Les images cartes postales c’est formidables mais une fois sur place, en terre malgache donc, touristes et investisseurs déchanteront en moins de trois jours. Mais pour ce régime, rien n’est jamais trop beau pour prendre les Malgaches pour des cons finis. Je me demandais la raison de la présence du ministre « Elmer » Joeli Valérien Lalaharisaina, prévu pour rencontrer à Madagascar Mme Clare Short, présidente d’EITI.
Ben, en fait, la société Benchmark Advantage Fund -actionnaire à 40% de Madagascar Oil- vient juste d’obtenir le permis d’exploiter le pétrole conventionnel à Tsimiroro. Et, naturellement, Benchmark est la seconde cheville ouvrière, avec le CEDS, de cette soirée dédiée à Madagascar à Jakarta. Cela, en remerciement surtout, au « Filoha » d’avoir gardé, dans une loi, le fabuleux 1,4% qu’elle paiera sans rechigner à l’Etat malgache, en guise de redevances.

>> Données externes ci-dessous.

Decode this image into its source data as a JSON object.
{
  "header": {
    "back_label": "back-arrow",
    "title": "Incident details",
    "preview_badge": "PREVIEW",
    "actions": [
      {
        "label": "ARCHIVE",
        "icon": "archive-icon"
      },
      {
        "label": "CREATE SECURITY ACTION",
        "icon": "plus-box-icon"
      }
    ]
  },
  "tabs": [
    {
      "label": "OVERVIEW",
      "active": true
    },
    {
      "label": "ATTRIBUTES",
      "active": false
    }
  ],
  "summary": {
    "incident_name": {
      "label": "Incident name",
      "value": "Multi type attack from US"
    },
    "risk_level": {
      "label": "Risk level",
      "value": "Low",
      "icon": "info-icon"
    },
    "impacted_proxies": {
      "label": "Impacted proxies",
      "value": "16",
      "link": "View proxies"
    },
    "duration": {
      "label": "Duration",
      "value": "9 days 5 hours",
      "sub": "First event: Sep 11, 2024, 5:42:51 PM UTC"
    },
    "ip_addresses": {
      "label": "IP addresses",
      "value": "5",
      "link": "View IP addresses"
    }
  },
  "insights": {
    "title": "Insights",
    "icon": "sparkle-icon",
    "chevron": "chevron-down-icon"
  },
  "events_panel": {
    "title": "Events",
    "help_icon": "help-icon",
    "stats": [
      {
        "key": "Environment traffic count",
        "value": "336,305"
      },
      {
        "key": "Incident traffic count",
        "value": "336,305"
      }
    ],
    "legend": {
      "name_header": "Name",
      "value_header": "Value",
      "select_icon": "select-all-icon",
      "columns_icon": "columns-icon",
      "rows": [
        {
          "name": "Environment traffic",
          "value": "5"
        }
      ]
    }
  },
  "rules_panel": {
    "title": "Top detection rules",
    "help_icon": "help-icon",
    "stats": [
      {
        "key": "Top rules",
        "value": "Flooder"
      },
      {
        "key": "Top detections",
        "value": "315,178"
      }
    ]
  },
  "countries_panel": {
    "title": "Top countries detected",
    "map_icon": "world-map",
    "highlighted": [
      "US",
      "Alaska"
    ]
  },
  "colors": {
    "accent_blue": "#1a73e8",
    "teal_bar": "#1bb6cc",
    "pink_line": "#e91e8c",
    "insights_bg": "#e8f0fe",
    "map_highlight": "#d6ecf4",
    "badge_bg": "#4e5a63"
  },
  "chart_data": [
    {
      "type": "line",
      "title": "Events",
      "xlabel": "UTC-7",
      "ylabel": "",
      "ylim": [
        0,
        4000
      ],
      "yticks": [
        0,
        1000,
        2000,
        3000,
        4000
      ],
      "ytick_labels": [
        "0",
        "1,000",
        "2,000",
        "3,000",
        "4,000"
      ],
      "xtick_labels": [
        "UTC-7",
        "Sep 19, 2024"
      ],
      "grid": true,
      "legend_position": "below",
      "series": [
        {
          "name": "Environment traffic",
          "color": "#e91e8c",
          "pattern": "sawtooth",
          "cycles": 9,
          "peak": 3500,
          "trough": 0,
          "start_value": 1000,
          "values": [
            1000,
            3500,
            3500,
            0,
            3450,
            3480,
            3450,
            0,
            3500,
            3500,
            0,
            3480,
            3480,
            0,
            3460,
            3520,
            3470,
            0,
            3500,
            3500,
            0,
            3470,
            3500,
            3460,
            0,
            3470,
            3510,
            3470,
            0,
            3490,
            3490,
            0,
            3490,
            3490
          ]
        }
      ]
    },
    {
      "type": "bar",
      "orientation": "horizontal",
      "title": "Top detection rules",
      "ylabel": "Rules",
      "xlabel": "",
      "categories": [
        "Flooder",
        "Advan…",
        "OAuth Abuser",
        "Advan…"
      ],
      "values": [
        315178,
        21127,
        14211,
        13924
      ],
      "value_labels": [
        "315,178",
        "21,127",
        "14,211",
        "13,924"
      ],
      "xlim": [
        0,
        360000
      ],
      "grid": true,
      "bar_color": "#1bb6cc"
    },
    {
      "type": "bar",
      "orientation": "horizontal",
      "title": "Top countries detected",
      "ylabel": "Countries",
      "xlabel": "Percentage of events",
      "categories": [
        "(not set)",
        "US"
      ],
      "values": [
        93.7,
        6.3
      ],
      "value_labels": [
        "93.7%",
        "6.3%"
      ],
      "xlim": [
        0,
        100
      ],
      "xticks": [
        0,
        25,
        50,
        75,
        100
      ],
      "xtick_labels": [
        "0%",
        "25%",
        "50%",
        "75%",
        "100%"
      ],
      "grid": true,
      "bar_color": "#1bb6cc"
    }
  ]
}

Pour 25 ans.
Et bientôt, toujours, grâce au CEDS, pour Hery Rajaonarimampianina, un autre titre de docteur honoris causa de l'"Universitas Trisakti" qui travaille en étroite collaboration avec l'école polytechnique de Vontovorona ?
Le Dr Emil Salim
Dans tout ce bling bling au détriment de la misère de tout un peuple, et connaissant les ravages causés par l’exploitation, un homme est resté réaliste. Il s’agit du Dr Emil Salim, spécialiste de l’environnement et de l’énergie. Dans son intervention, il a rappelé ceci : « Si vous voulez que Madagascar soit un levier du développement durable, en regard de l’exploitation pétrolière, il importe que ses dirigeants soient très à cheval sur le respect et la conservation de leur environnement ». En pratique, et malgré les applaudissements, c’est comme s’il s’était adressé à un mur (des lamentations). Car malgré les « réformes » et les lois dans ce domaine, rien n’est appliqué, rien n’est respecté. Ce ne sont pas les preuves qui manquent pour confirmer cela.

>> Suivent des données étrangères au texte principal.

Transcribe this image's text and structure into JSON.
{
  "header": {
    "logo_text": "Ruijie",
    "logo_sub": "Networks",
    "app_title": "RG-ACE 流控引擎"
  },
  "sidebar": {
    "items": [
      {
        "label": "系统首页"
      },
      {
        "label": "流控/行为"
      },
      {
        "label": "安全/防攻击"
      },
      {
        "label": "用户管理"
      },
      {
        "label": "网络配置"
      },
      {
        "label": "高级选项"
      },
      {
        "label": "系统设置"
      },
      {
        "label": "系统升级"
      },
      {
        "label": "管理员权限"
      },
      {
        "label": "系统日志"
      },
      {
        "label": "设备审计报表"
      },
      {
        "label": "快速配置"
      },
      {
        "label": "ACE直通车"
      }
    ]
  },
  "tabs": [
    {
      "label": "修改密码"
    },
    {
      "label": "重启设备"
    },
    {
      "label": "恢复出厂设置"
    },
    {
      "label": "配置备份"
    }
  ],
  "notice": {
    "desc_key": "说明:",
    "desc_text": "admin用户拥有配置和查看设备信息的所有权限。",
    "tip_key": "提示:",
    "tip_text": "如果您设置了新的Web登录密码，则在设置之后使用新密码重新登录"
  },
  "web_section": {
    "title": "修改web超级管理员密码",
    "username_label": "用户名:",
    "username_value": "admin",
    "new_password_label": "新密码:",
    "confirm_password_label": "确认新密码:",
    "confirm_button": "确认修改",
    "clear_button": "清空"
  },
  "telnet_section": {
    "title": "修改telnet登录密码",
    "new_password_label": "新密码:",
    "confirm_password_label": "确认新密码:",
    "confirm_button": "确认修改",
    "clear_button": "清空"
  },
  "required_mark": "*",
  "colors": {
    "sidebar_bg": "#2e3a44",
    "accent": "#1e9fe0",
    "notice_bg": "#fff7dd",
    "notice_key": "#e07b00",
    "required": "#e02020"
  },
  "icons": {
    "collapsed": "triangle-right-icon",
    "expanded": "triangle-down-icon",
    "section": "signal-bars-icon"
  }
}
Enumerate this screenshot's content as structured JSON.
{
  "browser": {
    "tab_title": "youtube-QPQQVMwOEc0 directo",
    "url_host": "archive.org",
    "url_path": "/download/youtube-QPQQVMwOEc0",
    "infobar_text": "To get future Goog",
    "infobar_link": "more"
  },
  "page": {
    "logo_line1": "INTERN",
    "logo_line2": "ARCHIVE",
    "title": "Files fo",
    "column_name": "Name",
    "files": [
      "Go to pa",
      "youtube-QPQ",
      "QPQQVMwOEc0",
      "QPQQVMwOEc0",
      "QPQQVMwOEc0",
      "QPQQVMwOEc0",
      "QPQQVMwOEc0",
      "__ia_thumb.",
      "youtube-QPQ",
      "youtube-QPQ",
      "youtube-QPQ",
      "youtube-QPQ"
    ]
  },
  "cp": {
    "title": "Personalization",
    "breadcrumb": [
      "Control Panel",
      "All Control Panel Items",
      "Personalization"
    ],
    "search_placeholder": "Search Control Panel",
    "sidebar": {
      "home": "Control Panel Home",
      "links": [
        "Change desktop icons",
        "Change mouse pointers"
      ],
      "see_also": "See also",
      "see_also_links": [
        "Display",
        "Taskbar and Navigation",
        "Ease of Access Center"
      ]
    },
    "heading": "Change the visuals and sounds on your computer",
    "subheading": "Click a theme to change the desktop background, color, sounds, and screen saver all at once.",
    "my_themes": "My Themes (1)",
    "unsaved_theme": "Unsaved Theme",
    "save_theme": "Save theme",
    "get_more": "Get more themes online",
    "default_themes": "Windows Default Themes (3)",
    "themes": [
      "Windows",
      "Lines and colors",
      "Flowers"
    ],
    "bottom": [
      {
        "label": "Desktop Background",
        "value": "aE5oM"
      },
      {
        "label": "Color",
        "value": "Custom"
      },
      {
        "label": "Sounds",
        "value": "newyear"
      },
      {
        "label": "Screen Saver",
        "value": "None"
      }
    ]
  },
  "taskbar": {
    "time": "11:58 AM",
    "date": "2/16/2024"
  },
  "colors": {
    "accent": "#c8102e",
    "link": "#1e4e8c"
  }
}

Mais comme diplomatie est synonyme d'hypocrisie, place à la danse traditionnelle ! Je ne sais pas vous, compatriotes mais si je suis fier d’être Malgache, j’ai de plus en plus honte des actuels dirigeants qui passent leur temps à embellir une Grande île totalement à la dérive. En tout cas, quoi qu’il puisse arriver, chapeau au CEDS pour ce coup de maître, même si le nerf de la guerre provient de Benchmark. Et il est de renom mondial que l’argent constitue la grande faiblesse (dans tous les sens du terme) de ce régime Rajaonarimampianina.
Sur cette photo, vous reconnaîtrez facilement le couple Hery et Voahangy Rajaonarimampianina; Solofo Rasoarahona, en chemise très couleur locale (au centre sous le carton Very very important person); Joeli Valérien Lalaharisaina derrière Henry Rabary-Njaka (à l'extrême-droite)
Cet intermède, à des milliers de kilomètres de Madagascar, peut-il être considéré comme une sorte d’accalmie avant une énorme tempête socio-politique qui risque de tout balayer, eux avec ? Seul Dieu les sait. Mais l’homme, lui, sait que l’Histoire est un éternel recommencement et que les mêmes causes produiront toujours les mêmes effets.
Aussi, amusez-vous bien et rira bien qui rira le dernier.